O autorce nie jestem w stanie nic powiedzieć. Niestety nie znalazłam żadnej biografii ani notek.
Dzięki niniejszej książce możliwa jest wyprawa w głąb historii, którą odkryć można na nowo z kobiecej perspektywy. Rola kobiety w minionych wiekach nie była taka jak dzisiaj. Mimo niższego statusu społecznego kobiety tworzyły, rozwijały się i realnie wpływały na przemiany w świecie, czasami skuteczniej niż mężczyźni. Zepchnięte w patriarchalną niepamięć wielkie dzieła kobiet wydobywane są obecnie na światło dzienne. Do dziś pozwalają one czerpać inspirację i wyrobić uznanie wobec ich twórczych dokonań, bez których dzisiejsza rzeczywistość byłaby o wiele uboższa. Książka zabiera czytelnika w podróż, która pozwoli mu inaczej spojrzeć na świat i na same kobiety.

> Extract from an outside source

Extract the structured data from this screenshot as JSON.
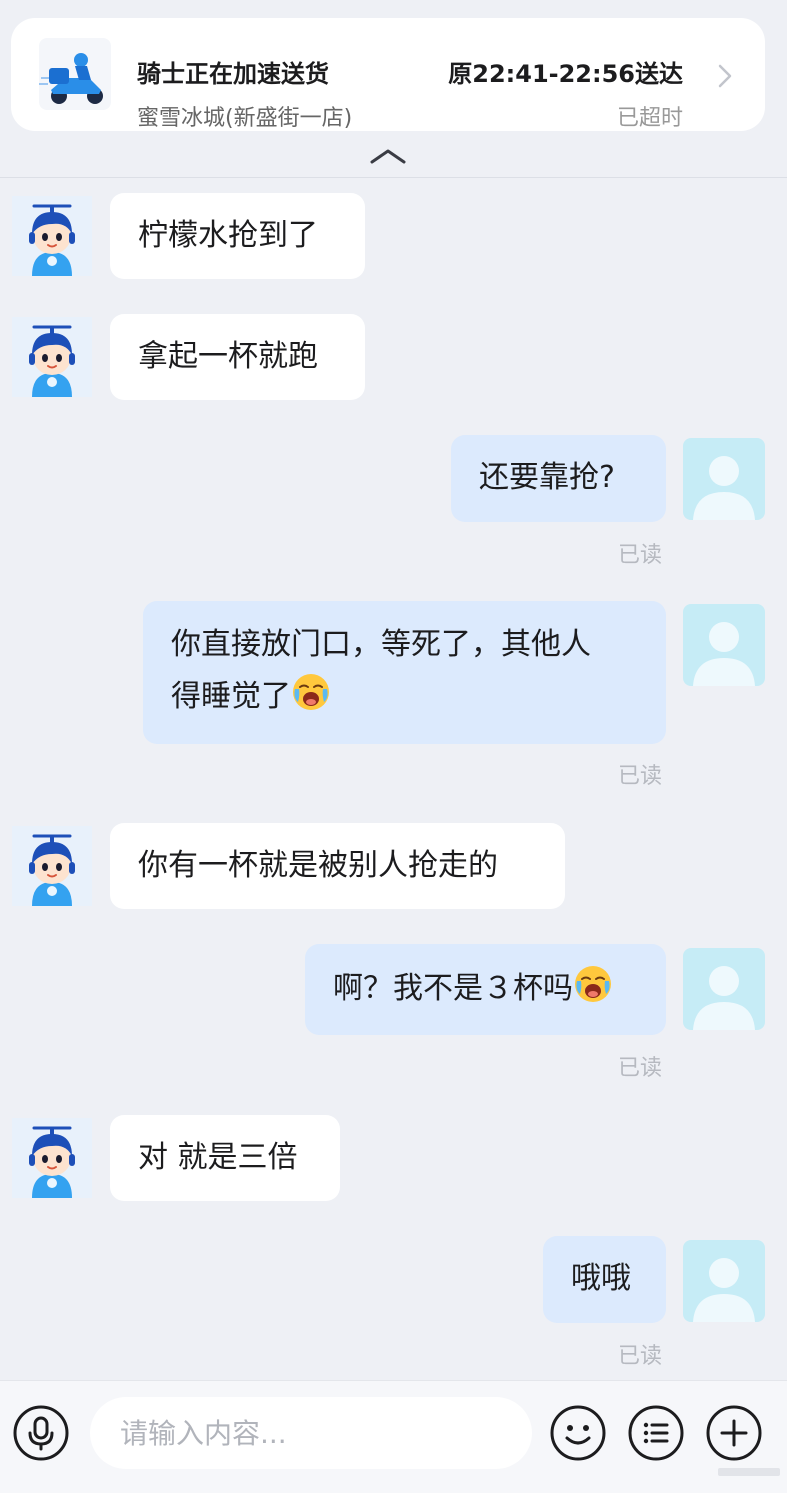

Nie odmówię tej książce profesjonalizmu, bo miałam do czynienia z prawdziwą i pełnokrwistą pozycją popularnonaukową. Bardziej naukową niż popularną, bo tekstu było niewiele – można by go zmieścić na 50 stronach. Niewielką objętość w większości wypełniają liczne przypisy i ilustracje. Treść została ograniczona do istoty całego założenia. A nawiązując do ilustracji kobiet, o których toczy się dyskusja, jestem bardzo rozczarowana. Wypadały miernie w porównaniu z przepiękną okładką.Autorki same w sobie zostały przedstawione pobieżnie i w czysto encyklopedyczny sposób – oczekiwałam czegoś więcej, ale w tej objętości wyszło całkiem przyzwoicie. Moim zdaniem za mało miejsca poświęcono problematyce poszczególnych dzieł. Przedstawiono informacje o tym jak wyglądają i gdzie się aktualnie znajdują. Zwrócić uwagę należy na cudowne skany okładek, przez co nieco lepiej możemy zapoznać się z pozycją. Żałuję, że spis rzeczowy, który znajduje się na końcu pozostał bez odnośników do stron, na których można znaleźć dane pojęcia. Ale myślę, że łatwo można to nadrobić w drugim wydaniu. Moim głównym zarzutem jest długość – zbyt obszerny temat, jak na ledwie 146 stron, które otrzymujemy. Jednak zarówno mnie, jak i mojego chłopaka, zmusiła do dyskusji na tematy feministyczne i okołofeministyczne. Na pewno warto się z nią zapoznać i rozpocząć własne poszukiwania tropów i śladów tych niezwykłych kobiet.
Polecam każdemu, szczególnie kobietom, bo warto znać historię odważnych. Zmusza do reflesji i zachęca do zgłębiania tematu.
Cytat nietypowy, ponieważ znalazłam go na samym początku, powtarzany za Virginią Woolf z książki „Własny pokój”. Myślę jednak, że w kontekście tematu jest jak najbardziej trafny.
„Nigdy nie zrobiłyście odkrycia o jakimkolwiek znaczeniu. Nie zatrzęsłyście żadnym imperium, nie poprowadziłyście do boju żadnej armii. Dramaty Szekspira nie są Waszym dziełem i żaden barbarzyński lud nie zaznał dzięki Wam błogosławieństw cywilizacji. Cóż macie na swoje usprawiedliwienie?”
Ocena: 6/10
Od Safony do Sibylli. O twórczości kobiet, które miały odwagę zmieniać świat Urszula Szybowska
4,8
Ciekawy, ale bardzo króciutki, a przez to siłą rzeczy pobieżny szkic przedstawiający fascynujące sylwetki kobiet, działających twórczo i owocnie w świecie, który, przynajmniej formalnie, odmawiał im prawa bycia pełnowartościowym człowiekiem, wolnym, rozumnym, utalentowanym i uduchowionym. Jak dla mnie trochę za dużo w tym mini formacie propagandy feministycznej, skupionej nie na słusznym podkreśleniu kobiecej siły i płynącej z przeszłości inspiracji dla nas, żyjących współcześnie, ale na litanii krzywd i podkreślaniu nieustającej dyskryminacji, która była, jest i zapewne długo jeszcze będzie. Przez to ta skromna objętościowo pozycja nabiera cech broszurki propagandowej. Z mojej strony mały minus. Pozycja jednak warta przeczytania. I przez panie i przez panów. Tym bardziej, że nie zajmie dużo czasu, choć nie dlatego, że temat został przez autorkę wyczerpany. Przeciwnie został zaledwie muśnięty. Ta mała książeczka to tylko przyczynek do zgłębienia tematu, wejścia w świat kobiet mocarnych i wspaniałych, z uporem idących pod prąd, na przekór przeciwnemu im światu i do głębokiej refleksji. Zdaje się, że mimowolnie sama wpadłam w ten bojowo-propagandowy ton, a próbowałam być od niego daleka. Nie udało się.